Una scena che, nelle intenzioni, dovrebbe rappresentare lo scontro tra delirio e identità, ma che nella pratica finisce per intrecciare nuovamente transessualità e violenza. Hansford definisce la scelta “ripugnante e offensiva”:«Ryan Murphy ha preso il momento più intimo della scoperta di sé per una donna trans, guardarsi allo specchio e riconoscersi, e l’ha trasformato in pornografia del disgusto».
«E poi c’è la scena della “tuta di pelle”, continua Amelia Hansford. Quella, lo ammetto, mi fa ribollire il sangue. La scoperta di sé, per una donna trans, è un’esperienza fragile, intima, a volte imbarazzante. È fatta di emozioni, di vulnerabilità, di piccoli momenti rubati al mondo. È quella sera in cui sei da sola nella tua stanza, quasi in lacrime, mentre provi i vestiti economici comprati online e senti mille pensieri assordanti attraversarti la mente. Poi alzi lo sguardo, ti vedi riflessa. Non sei perfetta, ma sei tu. Finalmente tu. Ryan Murphy e Ian Brennan hanno preso quell’attimo sacro e ci hanno sputato sopra. Come il loro protagonista, lo hanno strappato via da chi appartiene, lo hanno smembrato, cucito insieme e reso irriconoscibile. Hanno trasformato qualcosa di nostro, intimo, umano, prezioso, in un feticcio orrifico, pensato solo per soddisfare le loro cupe intenzioni narrative. Complimenti, Ryan e Ian: siete riusciti a prendere un momento di verità e a ridurlo in un frammento da far rabbrividire gli spettatori apatici».

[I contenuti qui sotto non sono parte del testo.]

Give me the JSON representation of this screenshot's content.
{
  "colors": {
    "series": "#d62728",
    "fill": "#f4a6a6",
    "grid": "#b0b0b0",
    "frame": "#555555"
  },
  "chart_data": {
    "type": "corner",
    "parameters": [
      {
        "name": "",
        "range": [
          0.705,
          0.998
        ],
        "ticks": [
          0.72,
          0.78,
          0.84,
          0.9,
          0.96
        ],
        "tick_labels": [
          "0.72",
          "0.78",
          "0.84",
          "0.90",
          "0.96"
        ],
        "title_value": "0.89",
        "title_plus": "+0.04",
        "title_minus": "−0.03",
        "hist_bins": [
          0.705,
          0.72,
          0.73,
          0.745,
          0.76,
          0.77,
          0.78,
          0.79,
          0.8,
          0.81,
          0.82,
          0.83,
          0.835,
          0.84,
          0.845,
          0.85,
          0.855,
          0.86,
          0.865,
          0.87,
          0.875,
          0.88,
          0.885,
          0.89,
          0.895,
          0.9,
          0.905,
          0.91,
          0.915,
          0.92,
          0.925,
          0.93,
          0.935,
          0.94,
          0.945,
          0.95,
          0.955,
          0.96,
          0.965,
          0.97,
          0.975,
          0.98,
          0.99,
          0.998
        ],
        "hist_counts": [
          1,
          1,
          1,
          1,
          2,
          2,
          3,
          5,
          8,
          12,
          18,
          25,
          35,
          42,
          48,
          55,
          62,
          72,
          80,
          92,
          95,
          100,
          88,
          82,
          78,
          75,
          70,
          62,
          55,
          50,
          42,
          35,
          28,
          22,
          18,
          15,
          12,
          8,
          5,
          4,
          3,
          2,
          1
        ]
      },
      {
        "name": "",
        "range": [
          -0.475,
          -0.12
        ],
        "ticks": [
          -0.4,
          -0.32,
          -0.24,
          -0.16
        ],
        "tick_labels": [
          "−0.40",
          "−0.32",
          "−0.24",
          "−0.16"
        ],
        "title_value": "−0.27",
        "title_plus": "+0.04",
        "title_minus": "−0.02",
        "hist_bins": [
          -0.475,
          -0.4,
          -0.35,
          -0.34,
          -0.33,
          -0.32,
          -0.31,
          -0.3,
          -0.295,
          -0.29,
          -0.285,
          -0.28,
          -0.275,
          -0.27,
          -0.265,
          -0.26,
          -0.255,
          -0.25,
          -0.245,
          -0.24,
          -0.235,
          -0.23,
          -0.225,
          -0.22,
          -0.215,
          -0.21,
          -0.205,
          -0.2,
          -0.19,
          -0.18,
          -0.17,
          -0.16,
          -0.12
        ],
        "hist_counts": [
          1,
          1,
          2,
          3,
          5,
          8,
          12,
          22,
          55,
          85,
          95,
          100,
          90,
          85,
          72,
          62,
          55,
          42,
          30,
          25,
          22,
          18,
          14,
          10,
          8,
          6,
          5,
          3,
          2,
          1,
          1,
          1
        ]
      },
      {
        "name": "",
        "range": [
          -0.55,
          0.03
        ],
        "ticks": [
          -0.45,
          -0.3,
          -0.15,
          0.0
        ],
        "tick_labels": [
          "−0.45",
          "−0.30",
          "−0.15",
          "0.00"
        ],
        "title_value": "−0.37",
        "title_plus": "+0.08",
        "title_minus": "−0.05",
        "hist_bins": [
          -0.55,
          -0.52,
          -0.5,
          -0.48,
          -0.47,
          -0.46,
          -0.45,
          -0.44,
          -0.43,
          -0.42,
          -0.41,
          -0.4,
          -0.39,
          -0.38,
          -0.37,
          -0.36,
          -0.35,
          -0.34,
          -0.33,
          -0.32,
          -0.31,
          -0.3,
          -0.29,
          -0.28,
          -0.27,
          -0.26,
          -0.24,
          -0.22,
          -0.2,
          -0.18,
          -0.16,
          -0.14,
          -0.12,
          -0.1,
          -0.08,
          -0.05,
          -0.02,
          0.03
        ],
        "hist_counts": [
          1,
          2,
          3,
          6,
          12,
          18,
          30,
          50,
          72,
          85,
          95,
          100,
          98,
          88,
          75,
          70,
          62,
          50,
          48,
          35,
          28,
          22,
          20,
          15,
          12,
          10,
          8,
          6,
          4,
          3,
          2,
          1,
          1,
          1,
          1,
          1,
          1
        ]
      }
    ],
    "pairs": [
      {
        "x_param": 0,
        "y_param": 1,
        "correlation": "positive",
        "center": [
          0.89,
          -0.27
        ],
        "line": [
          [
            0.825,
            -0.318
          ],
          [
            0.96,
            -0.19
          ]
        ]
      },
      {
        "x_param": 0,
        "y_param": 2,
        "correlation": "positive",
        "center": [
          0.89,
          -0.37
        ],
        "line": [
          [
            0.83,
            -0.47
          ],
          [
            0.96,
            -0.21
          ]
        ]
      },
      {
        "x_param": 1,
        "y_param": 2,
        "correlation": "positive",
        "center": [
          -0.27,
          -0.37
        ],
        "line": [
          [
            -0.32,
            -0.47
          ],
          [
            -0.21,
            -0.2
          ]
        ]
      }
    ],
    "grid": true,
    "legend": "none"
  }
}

Persino quando la serie prova a mostrare Ed Gein alle prese con i propri conflitti interiori, i produttori falliscono. Qualcuno potrebbe dire che è un tentativo di confrontarlo con la realtà, di farlo “dialogare” con la vera disforia di genere. Ma anche guardandola da questa prospettiva, la scena resta disastrosa. Se Christine Jorgensen doveva rappresentare la realtà vissuta dalle persone trans, il risultato è una visione distorta e sterile dell’identità di genere. Christine diventa solo la voce dello psicologo, che pontifica che la transizione debba richiedere “anni e anni di attenta analisi”, usando termini come ginefilia, parole che i medici transfobici impiegano da decenni per negare l’accesso alle cure.
Congratulazioni, Ryan e Ian: avete appena rispolverato il transmedicalismo, con tanto di certificato di ignoranza. Ecco perché, nell’arte, l’intenzione non basta mai. Ryan Murphy può ripetere le sue buone intenzioni quanto vuole, anche aprire un podcast e ripeterle in loop. Ma non sarà mai accanto agli spettatori mentre guardano la sua serie. L’unica voce che parla per lui è la sua opera.
E quella voce, stavolta, urla forte, e non dice ciò che crede di dire. Se davvero l’intento era quello di distinguere tra le persone trans e la violenza che ci viene falsamente attribuita, allora Murphy ha fallito. E lo ha fatto nel momento peggiore possibile, mentre le destre internazionali alimentano teorie complottiste su un presunto “trans-estremismo”.
Così Monster: La storia di Ed Gein finisce per diffondere proprio ciò che finge di criticare: la patologizzazione dell’identità trans e la confusione tra diversità di genere e malattia mentale. In un momento storico in cui le destre radicali diffondono teorie cospirative sui cosiddetti “trans estremisti”, Monster non spegne l’incendio dell’odio, ci getta sopra benzina.